I mercati europei e poi americani apriranno lunedì 15 giugno con l'attenzione puntata su due scenari: firma del deal o ulteriore slittamento. I possibili impatti:

Scenario 1 — Deal firmato lunedì: il WTI aprirà con un ulteriore gap ribassista (il mercato del petrolio tratta 24 ore, weekend compreso). Le major oil come ENI, TotalEnergies, Shell apriranno in calo. I titoli trasportatori navali (Saipem, eccetera) potrebbero soffrire. Il sentiment generale sui mercati azionari, però, resterà positivo — la rimozione di un fattore di rischio geopolitico è generalmente "risk-on". Il FTSE MIB potrebbe aprire in territorio positivo, con la cavità di ENI e altri titoli oil compensata dal sentiment generale.

Scenario 2 — Ulteriore rinvio senza rottura: i mercati potrebbero reagire con una lieve delusione ma senza drammi, purché le comunicazioni delle parti confermino che l'accordo è ancora in corso. Il WTI potrebbe rimbalzare verso $85-87 in un tipico movimento di "buy the rumor, sell the news" (compra sul rumor, vendi sulla notizia) all'inverso — cioè "sell the rumor, buy the dip" se il deal slittasse.

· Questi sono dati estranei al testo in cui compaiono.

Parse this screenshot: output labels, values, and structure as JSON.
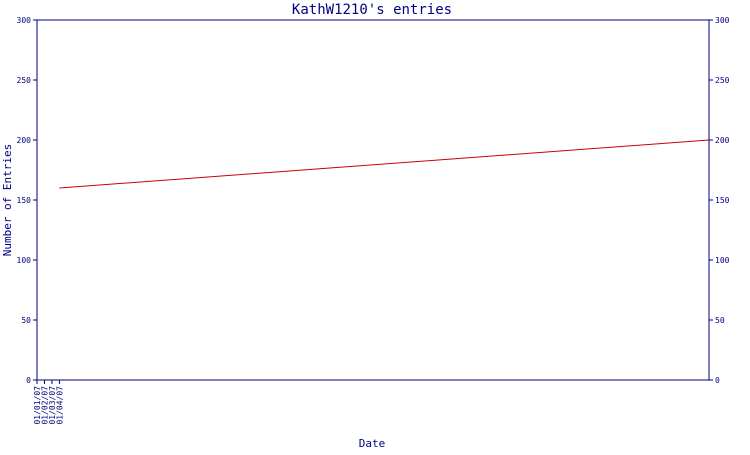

Il contesto settimanale è comunque dominato dal FOMC del 16-17 giugno: qualunque cosa succeda con l'Iran, la riunione della Federal Reserve resterà il catalizzatore principale per Wall Street e, di riflesso, per i mercati globali. L'89% di probabilità assegnata dal mercato a una decisione di "hold" (tassi invariati) suggerisce che non ci si aspettano sorprese dalla Fed, ma le parole del Presidente Warsh nella conferenza stampa del 17 giugno avranno un peso significativo sulle aspettative future.